For a full production stack starting from an existing database dump (recommended — a full sync from genesis takes days):
# Import an existing hivemind dump
psql -U steem -d hivedb < hivemind.sql
# Then start the stack — hivemind will migrate schema to your version and begin live-following
docker-compose up -d
What You Can Build With This
Once you have the pattern, you can index any social or application primitive on-chain:
- Reputation scores — broadcast score updates, HiveMind keeps the latest per account
- Marketplace listings —
list,update,soldcommands with item metadata - Credential / badge systems — like the example above
- Private group membership — join/leave/kick commands per community
- Gaming leaderboards — score submissions linked to Steem identities
- Voting registries — off-content voting for proposals, elections, polls
Every piece of data is anchored to a Steem account, cryptographically signed, and permanently on-chain.

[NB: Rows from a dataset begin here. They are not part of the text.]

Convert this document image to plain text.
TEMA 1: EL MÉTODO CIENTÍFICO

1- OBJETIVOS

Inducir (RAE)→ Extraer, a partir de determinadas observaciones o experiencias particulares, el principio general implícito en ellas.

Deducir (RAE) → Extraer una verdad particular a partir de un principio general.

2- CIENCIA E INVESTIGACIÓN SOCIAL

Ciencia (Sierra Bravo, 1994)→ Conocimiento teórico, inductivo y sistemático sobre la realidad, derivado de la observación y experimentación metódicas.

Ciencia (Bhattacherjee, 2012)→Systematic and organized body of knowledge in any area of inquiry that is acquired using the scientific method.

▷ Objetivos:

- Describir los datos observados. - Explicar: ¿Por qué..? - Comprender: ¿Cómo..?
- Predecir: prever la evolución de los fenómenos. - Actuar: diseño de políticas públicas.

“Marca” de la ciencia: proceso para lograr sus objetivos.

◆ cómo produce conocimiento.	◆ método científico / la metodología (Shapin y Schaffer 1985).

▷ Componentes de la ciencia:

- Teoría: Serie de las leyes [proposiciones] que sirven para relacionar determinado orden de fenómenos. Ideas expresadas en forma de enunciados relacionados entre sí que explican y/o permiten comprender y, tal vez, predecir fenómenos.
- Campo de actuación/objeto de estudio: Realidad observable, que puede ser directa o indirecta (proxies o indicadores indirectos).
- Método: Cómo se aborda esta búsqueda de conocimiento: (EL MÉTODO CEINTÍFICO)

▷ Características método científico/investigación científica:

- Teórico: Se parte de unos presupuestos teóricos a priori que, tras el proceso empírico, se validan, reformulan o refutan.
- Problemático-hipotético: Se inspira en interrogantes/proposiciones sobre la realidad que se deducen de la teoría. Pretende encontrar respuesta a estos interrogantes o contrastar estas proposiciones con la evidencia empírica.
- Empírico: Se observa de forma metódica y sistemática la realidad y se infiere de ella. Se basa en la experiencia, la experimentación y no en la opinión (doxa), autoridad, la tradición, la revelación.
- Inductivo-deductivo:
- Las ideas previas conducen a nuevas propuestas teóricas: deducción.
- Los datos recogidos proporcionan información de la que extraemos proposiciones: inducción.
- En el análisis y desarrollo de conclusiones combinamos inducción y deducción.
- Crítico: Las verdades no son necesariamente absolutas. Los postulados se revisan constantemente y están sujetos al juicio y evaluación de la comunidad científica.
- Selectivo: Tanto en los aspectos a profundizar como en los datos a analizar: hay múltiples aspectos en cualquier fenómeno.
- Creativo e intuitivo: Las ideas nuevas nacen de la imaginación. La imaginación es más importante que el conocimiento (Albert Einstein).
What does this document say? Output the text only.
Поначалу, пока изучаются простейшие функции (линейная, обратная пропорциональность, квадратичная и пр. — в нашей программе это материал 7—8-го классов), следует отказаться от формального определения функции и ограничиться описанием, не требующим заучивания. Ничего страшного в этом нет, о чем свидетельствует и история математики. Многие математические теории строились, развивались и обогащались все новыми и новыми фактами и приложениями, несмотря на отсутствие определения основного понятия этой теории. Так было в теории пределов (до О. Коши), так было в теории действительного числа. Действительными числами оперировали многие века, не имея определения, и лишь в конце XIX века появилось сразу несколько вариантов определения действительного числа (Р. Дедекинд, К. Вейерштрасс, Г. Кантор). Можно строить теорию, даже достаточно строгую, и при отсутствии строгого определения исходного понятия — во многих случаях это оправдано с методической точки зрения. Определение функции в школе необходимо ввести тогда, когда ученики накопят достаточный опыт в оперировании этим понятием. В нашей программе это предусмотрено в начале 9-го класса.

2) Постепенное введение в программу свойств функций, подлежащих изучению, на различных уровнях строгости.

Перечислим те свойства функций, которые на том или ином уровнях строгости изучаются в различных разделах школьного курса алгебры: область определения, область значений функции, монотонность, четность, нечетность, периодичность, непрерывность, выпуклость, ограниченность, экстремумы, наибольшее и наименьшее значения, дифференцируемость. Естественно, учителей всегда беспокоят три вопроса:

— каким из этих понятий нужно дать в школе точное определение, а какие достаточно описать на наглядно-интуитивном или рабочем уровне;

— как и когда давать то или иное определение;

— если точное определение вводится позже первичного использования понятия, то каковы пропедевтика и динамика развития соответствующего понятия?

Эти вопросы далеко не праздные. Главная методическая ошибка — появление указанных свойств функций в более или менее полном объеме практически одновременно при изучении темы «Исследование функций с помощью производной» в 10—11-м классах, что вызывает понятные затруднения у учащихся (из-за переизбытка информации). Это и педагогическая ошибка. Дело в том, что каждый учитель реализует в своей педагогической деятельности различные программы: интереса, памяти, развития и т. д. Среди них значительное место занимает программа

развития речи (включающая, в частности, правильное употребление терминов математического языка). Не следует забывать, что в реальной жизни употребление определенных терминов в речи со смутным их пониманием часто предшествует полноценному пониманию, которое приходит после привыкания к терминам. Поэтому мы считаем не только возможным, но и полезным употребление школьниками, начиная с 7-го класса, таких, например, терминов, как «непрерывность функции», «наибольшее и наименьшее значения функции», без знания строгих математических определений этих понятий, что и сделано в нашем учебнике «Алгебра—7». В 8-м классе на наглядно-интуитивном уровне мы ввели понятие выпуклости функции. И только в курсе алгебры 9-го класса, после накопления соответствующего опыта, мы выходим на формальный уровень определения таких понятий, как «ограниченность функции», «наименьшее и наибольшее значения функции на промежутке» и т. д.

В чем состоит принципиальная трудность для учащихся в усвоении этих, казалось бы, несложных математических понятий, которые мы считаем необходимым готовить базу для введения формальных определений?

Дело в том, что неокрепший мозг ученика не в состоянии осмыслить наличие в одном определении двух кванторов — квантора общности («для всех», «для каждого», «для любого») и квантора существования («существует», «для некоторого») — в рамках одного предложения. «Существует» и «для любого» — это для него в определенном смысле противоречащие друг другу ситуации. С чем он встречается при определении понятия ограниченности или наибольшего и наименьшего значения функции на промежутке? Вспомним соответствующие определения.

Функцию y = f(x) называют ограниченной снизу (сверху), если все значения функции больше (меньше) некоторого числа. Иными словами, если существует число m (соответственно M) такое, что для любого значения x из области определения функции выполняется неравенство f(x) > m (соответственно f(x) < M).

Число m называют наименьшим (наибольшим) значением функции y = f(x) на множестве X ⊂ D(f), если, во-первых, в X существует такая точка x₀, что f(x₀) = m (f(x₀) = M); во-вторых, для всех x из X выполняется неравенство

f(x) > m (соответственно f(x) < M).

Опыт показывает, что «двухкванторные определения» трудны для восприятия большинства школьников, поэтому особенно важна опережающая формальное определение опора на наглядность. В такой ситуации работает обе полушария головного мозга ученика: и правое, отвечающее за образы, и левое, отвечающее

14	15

Your HiveMind node turns that append-only log into a queryable, always-current relational view.
Summary
| What | Where |
|---|---|
| On-chain op format | ["command", {payload}] in a custom_json tx with your id |
| Schema definition | hive/db/schema.py (SQLAlchemy table) + hive/db/db_state.py (migration) |
| Indexer logic | hive/indexer/<feature>.py — synchronous, impersonation-guarded, exception-safe |
| Dispatcher | hive/indexer/custom_op.py — allowlist + dispatch + validation |
| Sync integration | hive/indexer/sync.py — one flush() call per block |
| API queries | hive/server/<feature>_api/cursor.py — async aiopg |
| API methods | hive/server/<feature>_api/methods.py — @return_error_info wrappers |
| RPC registration | hive/server/serve.py — methods.add(...) in build_methods() |
The Friends API in this repository is a production-ready reference for all of these pieces. Fork it, study the pattern, and build your own data layer on top of Steem.